Dicey economy hasn't kept consumers from craving bigger homes
12:00 AM CST on Friday, November 27, 2009A few weeks ago, I took a drive through the neighborhood surrounding Bent Tree Country Club.
Back in the 1980s, it was considered one of Dallas' most desired residential areas. It looks even nicer today, since the big trees lining the streets have grown and greened up an area that started out as recycled cotton fields.
But what really caught my eye was the number of huge new houses replacing the ones first built in the late 1970s and 1980s.
Most of the homes being knocked down are big, more than 5,000 square feet in some cases. But the '80s suburban spreads are being supplanted by even larger mini manses that mimic European styles.
The Bent Tree makeover seems to fly in the face of the theory that Americans are on a downsizing binge.
To hear some media pundits talk, we're fast returning to an era of Little House on the Prairie, sitting in sod huts while we sew our clothes and raise vegetables out back. They say the Neiman Marcus Christmas catalog will soon be full of his-and-hers plows and apple peelers.
This supposed frugalism is what some analysts believe is a logical response to the current hard times facing the nation.

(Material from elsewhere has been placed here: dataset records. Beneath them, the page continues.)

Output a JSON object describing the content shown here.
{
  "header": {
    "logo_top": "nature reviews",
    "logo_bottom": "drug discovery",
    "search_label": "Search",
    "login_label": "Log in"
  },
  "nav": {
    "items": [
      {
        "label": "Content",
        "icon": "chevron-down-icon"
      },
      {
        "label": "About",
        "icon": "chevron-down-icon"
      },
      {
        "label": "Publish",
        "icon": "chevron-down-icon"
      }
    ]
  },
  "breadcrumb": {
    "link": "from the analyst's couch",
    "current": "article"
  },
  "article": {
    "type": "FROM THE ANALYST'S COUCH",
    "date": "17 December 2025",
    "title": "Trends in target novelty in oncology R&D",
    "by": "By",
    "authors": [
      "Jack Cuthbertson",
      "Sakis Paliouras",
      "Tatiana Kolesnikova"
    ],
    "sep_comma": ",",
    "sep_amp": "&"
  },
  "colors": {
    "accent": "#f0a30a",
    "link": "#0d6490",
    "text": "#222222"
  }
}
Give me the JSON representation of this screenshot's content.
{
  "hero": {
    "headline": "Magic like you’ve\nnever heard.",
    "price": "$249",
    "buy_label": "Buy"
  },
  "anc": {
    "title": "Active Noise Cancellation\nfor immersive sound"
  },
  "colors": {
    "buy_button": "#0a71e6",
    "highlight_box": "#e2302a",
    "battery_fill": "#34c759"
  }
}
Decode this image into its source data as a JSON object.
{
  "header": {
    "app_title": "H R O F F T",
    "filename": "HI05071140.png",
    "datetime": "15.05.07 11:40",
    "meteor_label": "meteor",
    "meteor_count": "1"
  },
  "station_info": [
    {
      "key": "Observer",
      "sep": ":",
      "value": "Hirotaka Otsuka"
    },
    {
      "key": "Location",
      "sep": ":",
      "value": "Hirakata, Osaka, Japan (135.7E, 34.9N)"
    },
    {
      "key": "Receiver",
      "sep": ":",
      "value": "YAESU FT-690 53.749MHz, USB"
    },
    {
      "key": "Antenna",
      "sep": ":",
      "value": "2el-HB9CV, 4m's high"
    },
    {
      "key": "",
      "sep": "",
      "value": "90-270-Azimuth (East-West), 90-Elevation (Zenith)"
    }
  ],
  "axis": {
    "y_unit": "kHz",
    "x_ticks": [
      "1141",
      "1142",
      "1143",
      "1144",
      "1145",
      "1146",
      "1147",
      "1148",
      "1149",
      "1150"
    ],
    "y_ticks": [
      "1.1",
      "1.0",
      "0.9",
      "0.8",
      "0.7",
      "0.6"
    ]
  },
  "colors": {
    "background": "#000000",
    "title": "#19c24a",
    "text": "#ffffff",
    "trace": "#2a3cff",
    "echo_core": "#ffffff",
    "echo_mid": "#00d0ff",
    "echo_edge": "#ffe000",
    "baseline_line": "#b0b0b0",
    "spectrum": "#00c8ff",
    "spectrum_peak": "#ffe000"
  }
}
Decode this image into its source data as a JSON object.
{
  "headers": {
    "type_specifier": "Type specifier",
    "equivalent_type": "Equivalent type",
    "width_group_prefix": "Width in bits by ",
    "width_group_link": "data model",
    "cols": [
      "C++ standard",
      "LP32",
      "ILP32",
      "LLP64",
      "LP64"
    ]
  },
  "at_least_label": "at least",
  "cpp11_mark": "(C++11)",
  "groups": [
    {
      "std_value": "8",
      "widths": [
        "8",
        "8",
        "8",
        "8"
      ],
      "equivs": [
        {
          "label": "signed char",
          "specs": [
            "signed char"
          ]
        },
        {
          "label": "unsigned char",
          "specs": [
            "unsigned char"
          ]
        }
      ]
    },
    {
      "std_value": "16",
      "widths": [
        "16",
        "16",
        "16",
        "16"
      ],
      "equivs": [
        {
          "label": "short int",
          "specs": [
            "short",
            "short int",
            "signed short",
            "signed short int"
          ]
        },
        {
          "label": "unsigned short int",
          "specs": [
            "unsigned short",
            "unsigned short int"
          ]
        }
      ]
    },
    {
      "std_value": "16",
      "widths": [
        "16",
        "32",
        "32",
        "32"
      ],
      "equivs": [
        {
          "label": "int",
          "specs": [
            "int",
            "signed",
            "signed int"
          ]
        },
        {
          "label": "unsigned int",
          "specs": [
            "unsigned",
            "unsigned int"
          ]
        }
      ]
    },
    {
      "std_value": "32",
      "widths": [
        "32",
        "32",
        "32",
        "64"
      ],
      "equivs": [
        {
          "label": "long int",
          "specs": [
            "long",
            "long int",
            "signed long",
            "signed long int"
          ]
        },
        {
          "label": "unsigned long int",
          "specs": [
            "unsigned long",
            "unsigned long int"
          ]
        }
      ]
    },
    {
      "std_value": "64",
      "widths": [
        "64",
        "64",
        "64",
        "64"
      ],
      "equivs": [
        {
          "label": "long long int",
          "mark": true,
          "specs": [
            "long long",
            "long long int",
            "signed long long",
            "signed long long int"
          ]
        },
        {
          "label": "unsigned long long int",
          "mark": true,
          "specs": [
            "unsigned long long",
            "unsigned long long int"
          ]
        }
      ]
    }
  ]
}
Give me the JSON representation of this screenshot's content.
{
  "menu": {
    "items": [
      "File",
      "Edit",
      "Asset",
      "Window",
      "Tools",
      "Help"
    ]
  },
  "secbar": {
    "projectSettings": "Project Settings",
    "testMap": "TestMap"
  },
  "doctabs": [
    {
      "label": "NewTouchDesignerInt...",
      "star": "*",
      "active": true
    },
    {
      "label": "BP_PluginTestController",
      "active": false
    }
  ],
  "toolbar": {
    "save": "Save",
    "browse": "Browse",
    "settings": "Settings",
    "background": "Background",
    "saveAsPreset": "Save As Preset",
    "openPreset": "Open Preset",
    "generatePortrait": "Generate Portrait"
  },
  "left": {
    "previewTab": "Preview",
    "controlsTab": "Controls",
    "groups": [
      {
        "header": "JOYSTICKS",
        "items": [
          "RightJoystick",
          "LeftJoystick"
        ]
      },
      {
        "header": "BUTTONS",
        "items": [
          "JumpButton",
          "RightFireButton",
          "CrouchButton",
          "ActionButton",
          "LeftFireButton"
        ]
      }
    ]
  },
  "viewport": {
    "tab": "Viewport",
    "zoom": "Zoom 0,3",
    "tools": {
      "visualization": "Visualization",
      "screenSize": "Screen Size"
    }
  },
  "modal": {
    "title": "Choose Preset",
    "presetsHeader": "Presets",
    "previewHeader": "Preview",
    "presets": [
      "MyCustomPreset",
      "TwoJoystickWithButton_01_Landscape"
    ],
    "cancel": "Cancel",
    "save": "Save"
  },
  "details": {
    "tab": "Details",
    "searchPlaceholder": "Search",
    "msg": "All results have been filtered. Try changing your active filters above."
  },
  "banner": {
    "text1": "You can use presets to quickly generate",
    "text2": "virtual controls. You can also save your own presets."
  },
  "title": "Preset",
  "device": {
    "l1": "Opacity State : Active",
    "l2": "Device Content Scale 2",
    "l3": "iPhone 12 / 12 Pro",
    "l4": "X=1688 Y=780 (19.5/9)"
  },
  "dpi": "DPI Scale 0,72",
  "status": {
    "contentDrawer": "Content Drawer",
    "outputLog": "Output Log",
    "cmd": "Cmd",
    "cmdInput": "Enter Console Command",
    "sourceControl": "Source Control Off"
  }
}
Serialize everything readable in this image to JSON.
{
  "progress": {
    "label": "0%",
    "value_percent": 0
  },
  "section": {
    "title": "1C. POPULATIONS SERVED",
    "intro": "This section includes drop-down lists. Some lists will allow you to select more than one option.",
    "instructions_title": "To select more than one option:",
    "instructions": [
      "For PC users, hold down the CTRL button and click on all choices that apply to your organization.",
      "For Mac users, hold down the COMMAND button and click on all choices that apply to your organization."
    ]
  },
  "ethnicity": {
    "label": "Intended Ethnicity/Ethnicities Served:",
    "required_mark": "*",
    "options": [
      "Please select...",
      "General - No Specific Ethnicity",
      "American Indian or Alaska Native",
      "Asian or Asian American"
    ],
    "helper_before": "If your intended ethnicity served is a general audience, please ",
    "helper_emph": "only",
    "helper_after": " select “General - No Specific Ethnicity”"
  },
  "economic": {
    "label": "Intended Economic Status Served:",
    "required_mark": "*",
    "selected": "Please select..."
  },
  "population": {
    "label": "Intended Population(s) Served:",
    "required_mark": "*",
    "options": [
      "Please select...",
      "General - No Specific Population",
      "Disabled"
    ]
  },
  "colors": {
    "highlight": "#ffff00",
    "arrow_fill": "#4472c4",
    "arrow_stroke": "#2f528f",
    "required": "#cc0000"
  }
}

I say that's all baloney. Just because the country is mired in an economic downturn doesn't mean consumers will abandon their taste for fine living.
(Even during the Great Depression, the most popular movies at the cinema portrayed the kind of luxury living few folks could longer afford.)
To be sure, luxury home sales are down.
In North Texas, sales of million-dollar-plus houses are off more than 40 percent from a year ago. But that has more to do with problems in the mortgage markets and jitters over Wall Street than it does a change in people's appetites for expensive real estate.
As soon as there is a hint of blue sky in the economy, bottom fishers will be pouncing to make bargain buys.
Even during this downturn, Americans have been moving up to buy bigger digs.
The desire for a larger home was the top motivation recent buyers cited in a National Association of Realtors housing survey. Only 5 percent of buyers surveyed listed "desire for a smaller home."
So much for downsizing.
And also for the idea that we are all going to live in shacks and hide our money in mattresses.
That doesn't mean you can live beyond your means and use your home like an ATM machine to finance that luxe lifestyle.
That's not so much being frugal as just good sense.
via dallasnews.comThe anti-sustainability movement both has it and flaunts it. Let's hope they're trying to conserve some energy in these death star class homes.